Он метнул в мою сторону взгляд — благодарный — и снова прыгнул к Волунду.
Я наблюдала, как он швырнул фэйри на землю, прорвавшись сквозь ветра, словно сквозь лёгкий ветерок. И вспомнила слова Фионна:
«Он — дракон, сдерживаемый лишь слоями магии. Если бы не они, я бы давно уже прятался, чтобы он не превратил меня в пепел».
Драконы были самой могущественной расой сидхи. Да, друи достигали вершины фэйских искусств, но в сравнении с настоящим разъярённым драконом… это было ничто. Даже если он думал, что его кровь настоящая.
Сейдж не сказала ни слова, пока её отца избивали. Цефир и Сивад со временем поняли намёк — и я убрала свою тьму.
Когда Волунд остался просто телом, почти не подающим признаков жизни, мы с Мэддоксом были уже не одни.
Во внутренний двор вошли Фионн и Морриган. За ними — остальные дети Волунда. И Оберон с другими союзниками.
И множество фэй из цитадели — привлечённые хаосом, так же, как и раньше, когда я проходила испытания.
Из кожи Мэддокса сочился сажистый дым, пока он сжимал пальцы на одном из рогов Волунда.
— Из-за твоей лжи погиб невинный ребёнок. Погиб отец. Брат. Бабушка. Сотни. — Голос Мэддокса звенел от ярости. — Ты понятия не имеешь, что значит держать слово. Основания Инис Файл сгнили… если они вообще когда-либо существовали.
Он резко взмахнул запястьем.
ХРЯСЬ.
Крик Волунда прокатился эхом по всему атрию, по особняку, по цитадели… и дошёл до самых окраин. Его дети сжались от боли, Сейдж зажмурилась, а на лице Оберона невольно дрогнула гримаса сочувствия.
Мэддокс швырнул обломок рога на землю. Теперь из спутанных чёрных волос фэйри торчал только один. Он был лишь половиной короля, которым себя называл.

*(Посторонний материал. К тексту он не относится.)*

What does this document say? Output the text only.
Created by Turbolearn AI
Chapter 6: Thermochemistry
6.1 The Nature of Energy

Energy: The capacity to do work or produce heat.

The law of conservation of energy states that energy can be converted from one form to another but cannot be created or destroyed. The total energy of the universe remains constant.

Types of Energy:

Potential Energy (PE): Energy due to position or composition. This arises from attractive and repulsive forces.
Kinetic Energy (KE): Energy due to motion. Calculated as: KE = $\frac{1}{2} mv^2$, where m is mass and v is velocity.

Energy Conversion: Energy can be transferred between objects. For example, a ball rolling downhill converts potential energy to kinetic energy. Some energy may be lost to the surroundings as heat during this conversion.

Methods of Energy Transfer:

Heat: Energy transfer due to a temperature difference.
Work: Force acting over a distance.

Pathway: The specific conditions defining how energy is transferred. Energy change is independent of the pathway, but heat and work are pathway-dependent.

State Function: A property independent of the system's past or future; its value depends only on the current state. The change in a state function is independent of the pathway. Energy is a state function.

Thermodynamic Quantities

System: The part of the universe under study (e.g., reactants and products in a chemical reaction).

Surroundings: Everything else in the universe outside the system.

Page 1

Пока он корчился на плитке, я представила себе, каково это — не просто сломать кость, а вырвать магически сплетённую сидхскую часть тела. Это была самая настоящая ампутация.
Я опустилась на колени перед ним и вытащила лепесток аконита из кармана.
— Если бы я была человеком, одного прикосновения хватило бы, чтобы яд начал действовать. Паралич, пот, тошнота. А потом, после долгой агонии, — остановка сердца. Но я — не человек. Как и ты. Как и все, кто тебе дорог. Вот почему аконит — умный выбор. Фэйри в Анисе могли бы продолжать пить эту воду и даже не почувствовали бы последствий.
Я обрушила на него Тьму и начала выкачивать из него всё, что делало его сидхом. Он родился таким — значит, это было сродни попытке выскрести костный мозг. Невозможно. Больно. Противоестественно. Он кричал, бился, извивался.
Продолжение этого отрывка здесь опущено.